Since its introduction in 2010, Microsoft’s Kinect input device for game consoles and computers has shown its great potential in a large number of applications, both in game development and research work. For instance, the Kinect has been employed to capture the users’ skeletons from the point clouds it produces and to subsequently use the estimated postures of the users to control the game processes. The Kinect was originally designed as an input device capable of sensing human motions, and it produces desired results in most skeleton-related applications. Since point clouds can carry much more information than just human postures, the Kinect has also captured the attention of researchers and developers in many other areas. Among the many prototype applications developed so far are for example hand gesture tracking, face scanning, object recognition, classification and motion tracking, 3D surface reconstruction, indoor mapping, etc. Many of these implementations are still in the prototype stages and exhibit a somewhat limited performance. These limitations are mainly caused by the quality of the point clouds generated by the Kinect, which include limited range, high dependency on surface properties, shadowing, low depth accuracy, etc. One of the Kinect’s most significant limitations is the low accuracy and high error associated with its point cloud. The severity of these defects varies with the points’ locations in the Kinect’s camera coordinate system. The available traditional algorithms for processing point clouds are based on the same assumption that input point clouds are perfect and have the same characteristics throughout the entire point cloud.

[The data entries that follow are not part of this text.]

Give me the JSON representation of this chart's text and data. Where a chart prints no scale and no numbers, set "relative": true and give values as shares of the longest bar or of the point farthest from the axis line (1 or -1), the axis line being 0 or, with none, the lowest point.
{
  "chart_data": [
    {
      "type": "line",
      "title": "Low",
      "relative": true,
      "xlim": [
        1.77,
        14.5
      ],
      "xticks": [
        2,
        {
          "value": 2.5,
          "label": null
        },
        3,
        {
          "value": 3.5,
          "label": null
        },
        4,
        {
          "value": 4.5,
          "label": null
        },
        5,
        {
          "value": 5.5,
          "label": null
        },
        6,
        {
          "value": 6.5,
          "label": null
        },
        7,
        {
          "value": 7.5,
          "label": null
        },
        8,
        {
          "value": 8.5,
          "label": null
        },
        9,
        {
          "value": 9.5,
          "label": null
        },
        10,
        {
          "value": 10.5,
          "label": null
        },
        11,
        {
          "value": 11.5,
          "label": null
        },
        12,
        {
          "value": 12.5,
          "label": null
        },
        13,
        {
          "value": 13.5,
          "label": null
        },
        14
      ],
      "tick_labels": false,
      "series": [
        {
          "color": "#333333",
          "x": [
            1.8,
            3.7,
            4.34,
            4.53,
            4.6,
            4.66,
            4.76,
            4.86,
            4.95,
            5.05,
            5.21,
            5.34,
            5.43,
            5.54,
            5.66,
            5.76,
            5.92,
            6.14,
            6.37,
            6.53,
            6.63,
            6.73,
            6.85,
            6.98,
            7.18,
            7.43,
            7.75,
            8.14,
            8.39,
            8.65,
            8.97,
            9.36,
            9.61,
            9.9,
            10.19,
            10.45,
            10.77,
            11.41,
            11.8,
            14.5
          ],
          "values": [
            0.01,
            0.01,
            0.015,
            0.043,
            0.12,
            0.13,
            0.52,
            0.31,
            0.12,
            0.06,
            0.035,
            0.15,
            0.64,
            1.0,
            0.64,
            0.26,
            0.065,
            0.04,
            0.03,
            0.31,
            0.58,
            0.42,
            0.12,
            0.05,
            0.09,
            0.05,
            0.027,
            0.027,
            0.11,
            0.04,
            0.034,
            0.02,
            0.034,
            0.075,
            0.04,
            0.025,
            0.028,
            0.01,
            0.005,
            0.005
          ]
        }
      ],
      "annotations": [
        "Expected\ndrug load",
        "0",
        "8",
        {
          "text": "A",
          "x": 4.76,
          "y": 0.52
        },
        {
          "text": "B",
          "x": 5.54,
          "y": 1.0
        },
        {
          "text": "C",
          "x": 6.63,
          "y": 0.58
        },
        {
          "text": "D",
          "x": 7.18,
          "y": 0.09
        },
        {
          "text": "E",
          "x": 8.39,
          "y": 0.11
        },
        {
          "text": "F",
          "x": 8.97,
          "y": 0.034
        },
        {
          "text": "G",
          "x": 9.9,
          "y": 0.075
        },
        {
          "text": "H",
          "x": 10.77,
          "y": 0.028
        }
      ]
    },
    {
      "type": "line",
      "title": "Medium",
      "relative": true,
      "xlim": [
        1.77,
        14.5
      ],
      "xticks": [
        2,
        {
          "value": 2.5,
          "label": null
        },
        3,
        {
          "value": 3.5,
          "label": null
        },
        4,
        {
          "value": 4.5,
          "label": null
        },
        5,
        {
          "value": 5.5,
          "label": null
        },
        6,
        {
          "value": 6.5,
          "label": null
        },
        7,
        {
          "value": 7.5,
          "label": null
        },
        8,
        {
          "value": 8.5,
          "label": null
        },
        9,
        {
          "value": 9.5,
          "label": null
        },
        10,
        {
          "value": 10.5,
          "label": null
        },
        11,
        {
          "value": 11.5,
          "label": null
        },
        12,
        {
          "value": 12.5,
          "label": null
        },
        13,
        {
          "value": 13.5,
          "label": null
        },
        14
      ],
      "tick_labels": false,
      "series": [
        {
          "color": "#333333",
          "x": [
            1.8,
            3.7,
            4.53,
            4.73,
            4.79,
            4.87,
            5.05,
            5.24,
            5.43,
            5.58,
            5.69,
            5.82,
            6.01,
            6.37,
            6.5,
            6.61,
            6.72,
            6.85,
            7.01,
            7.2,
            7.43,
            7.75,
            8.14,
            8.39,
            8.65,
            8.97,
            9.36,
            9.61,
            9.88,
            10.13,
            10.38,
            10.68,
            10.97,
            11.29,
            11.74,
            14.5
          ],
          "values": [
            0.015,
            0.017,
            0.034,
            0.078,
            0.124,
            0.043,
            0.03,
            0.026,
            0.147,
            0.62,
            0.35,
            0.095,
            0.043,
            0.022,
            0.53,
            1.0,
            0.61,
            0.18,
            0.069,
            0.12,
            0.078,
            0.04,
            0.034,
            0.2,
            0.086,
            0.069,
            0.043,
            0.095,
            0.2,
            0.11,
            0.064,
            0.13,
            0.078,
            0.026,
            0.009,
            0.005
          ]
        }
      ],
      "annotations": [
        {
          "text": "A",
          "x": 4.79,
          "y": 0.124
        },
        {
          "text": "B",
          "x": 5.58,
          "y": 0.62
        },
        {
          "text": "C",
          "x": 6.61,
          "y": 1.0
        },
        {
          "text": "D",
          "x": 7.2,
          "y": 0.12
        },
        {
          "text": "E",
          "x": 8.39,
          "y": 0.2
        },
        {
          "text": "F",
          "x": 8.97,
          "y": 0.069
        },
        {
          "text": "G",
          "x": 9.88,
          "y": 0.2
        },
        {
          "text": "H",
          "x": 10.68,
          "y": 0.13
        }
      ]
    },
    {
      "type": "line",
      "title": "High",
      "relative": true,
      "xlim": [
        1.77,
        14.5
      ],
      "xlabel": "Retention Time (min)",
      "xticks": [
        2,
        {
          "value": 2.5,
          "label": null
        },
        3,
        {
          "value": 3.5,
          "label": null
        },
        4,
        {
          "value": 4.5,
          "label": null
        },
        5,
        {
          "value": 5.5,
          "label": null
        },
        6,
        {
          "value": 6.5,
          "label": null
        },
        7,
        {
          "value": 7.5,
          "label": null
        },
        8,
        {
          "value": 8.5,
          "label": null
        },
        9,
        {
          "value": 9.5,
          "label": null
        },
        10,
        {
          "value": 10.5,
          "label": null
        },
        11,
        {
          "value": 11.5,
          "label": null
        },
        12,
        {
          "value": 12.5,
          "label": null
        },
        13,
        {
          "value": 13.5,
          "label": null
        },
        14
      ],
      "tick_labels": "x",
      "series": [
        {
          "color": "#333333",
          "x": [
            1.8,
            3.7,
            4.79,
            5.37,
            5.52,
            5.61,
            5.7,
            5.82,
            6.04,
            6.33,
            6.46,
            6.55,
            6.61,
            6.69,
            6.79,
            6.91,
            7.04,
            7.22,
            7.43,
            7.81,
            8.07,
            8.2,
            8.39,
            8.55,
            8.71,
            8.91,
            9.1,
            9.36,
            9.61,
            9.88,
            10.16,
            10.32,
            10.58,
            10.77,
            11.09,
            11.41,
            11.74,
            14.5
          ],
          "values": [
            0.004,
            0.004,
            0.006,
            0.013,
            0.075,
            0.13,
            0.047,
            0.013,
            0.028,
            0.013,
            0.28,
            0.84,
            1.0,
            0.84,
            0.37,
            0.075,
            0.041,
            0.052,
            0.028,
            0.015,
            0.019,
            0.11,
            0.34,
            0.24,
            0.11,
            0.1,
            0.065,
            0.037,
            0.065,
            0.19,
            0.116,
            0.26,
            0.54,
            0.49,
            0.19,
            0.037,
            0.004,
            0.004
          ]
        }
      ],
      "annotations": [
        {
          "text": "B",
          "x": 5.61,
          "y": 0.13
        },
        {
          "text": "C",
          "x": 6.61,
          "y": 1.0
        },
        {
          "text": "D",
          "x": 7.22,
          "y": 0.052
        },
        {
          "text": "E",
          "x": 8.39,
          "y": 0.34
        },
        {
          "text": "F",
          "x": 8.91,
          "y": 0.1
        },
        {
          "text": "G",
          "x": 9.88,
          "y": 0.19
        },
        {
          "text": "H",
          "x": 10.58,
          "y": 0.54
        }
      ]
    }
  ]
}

In the first part of this paper, the Kinect’s point cloud properties (including resolution, depth accuracy, noise level and error) and their dependency on the point pixel location will be systematically studied. Second, the Kinect’s calibration, both by hardware and software approaches, will be explored and methods for improving the quality of its output point clouds will be identified. Then, modified algorithms adapted to the Kinect’s unique properties will be introduced. This method allows to better judge the output point cloud properties in a quantifiable manner and then to modify traditional computer vision algorithms by adjusting their assumptions regarding the input cloud properties to the actual parameters of the Kinect. Finally, the modified algorithms will be tested in a prototype application. This example will demonstrate that the Kinect’s potential in various application areas increases substantially if its properties are considered in the design of the algorithms for processing the acquired point cloud data.